PENGARUH IBNU MUJAHID TERHADAP ILMU QIRO’AT SAB’AH


Pendahuluan

Ibnu Mujahid adalah seorang ulama' qiro'at yang menaruh perhatian besar ternadap ilmu qiro'at. Tidak sampai di situ, dengan perhatian yang begitu besar terhadap ilmu qiro'at, beliau juga mengarang sebuah kitab tentang qiro'at yang berjudul As Sab'ah fi Al Qiro'at.

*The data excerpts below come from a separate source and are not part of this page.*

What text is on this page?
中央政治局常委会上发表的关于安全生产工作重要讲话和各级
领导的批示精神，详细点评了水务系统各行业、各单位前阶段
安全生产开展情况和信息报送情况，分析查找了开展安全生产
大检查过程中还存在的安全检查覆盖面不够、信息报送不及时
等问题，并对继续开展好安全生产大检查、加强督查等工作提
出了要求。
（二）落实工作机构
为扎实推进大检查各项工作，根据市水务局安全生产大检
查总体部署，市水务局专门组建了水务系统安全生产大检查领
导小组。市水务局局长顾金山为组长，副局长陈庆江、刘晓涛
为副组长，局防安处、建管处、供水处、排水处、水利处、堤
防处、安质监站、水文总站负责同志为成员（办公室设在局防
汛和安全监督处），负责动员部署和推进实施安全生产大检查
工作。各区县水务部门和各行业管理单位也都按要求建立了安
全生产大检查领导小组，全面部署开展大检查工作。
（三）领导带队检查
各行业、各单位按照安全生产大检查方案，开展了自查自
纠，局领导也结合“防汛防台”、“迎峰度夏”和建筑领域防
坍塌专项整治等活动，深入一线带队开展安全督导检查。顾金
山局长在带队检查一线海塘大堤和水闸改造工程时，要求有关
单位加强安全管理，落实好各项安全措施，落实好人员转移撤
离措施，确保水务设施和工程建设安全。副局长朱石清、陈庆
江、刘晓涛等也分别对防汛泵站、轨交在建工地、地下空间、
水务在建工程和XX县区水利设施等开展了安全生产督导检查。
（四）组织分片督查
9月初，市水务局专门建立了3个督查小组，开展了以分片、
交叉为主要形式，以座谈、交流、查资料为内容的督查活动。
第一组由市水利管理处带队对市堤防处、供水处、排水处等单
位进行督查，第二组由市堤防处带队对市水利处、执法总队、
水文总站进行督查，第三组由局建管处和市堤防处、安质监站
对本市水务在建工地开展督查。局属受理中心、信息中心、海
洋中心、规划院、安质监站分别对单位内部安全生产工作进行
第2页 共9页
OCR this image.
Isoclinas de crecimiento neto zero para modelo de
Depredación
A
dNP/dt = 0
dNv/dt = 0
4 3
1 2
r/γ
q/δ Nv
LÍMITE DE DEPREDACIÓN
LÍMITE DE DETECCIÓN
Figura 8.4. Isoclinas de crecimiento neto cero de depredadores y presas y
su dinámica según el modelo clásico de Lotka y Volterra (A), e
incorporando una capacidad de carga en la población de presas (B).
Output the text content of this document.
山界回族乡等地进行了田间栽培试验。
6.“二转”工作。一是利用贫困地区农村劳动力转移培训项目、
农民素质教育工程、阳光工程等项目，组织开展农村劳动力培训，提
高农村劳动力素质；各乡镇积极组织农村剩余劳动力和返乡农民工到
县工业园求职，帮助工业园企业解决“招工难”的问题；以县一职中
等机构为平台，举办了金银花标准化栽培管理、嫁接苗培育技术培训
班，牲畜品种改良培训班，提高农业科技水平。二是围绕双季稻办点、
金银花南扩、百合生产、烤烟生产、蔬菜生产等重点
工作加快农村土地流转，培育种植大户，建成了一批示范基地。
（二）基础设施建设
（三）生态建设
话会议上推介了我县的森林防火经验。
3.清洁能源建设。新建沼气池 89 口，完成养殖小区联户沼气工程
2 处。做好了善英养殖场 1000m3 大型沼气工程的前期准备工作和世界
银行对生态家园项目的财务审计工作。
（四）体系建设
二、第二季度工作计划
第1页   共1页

Dalam kitab tersebut Ibnu Mujahid hanya memilih tujuh orang imam dari ratusan imam-imam qiro'at yang ada pada masa tersebut. Pemilihan ketujuh imam qiro’at ini didasarkan pada syarat-syarat tertentu yang dia tetapkan. Imam Ibnu Mujahid juga membaginya berdasarkan wilayah-wilayah yang terkenal dengan ilmu pengetahuan dan qiro’at pada masa itu. Wilayah-wilayah tersebut adalah; Madinah, Makkah, Damaskus, Syam, Basrah dan Kufah. Kota-kota ini lah yang menjadi tujuan pengiriman mushaf Utsmani pada masa khalifah ketiga, Khalifah Utsman bin Affan. Dari kota-kota ini juga tumbuh pusat-pusat ilmu qiro’at, fiqih, tafsir dan ilmu keislaman yang lainnya. Setelah itu Imam Ibnu Mujahid memilih dua orang yang mengambil riwayat bacaan dari setiap imam yang tujuh tersebut. Lalu menjelaskan dasar dari qiro'at yang tujuh tersebut dan memaparkannya.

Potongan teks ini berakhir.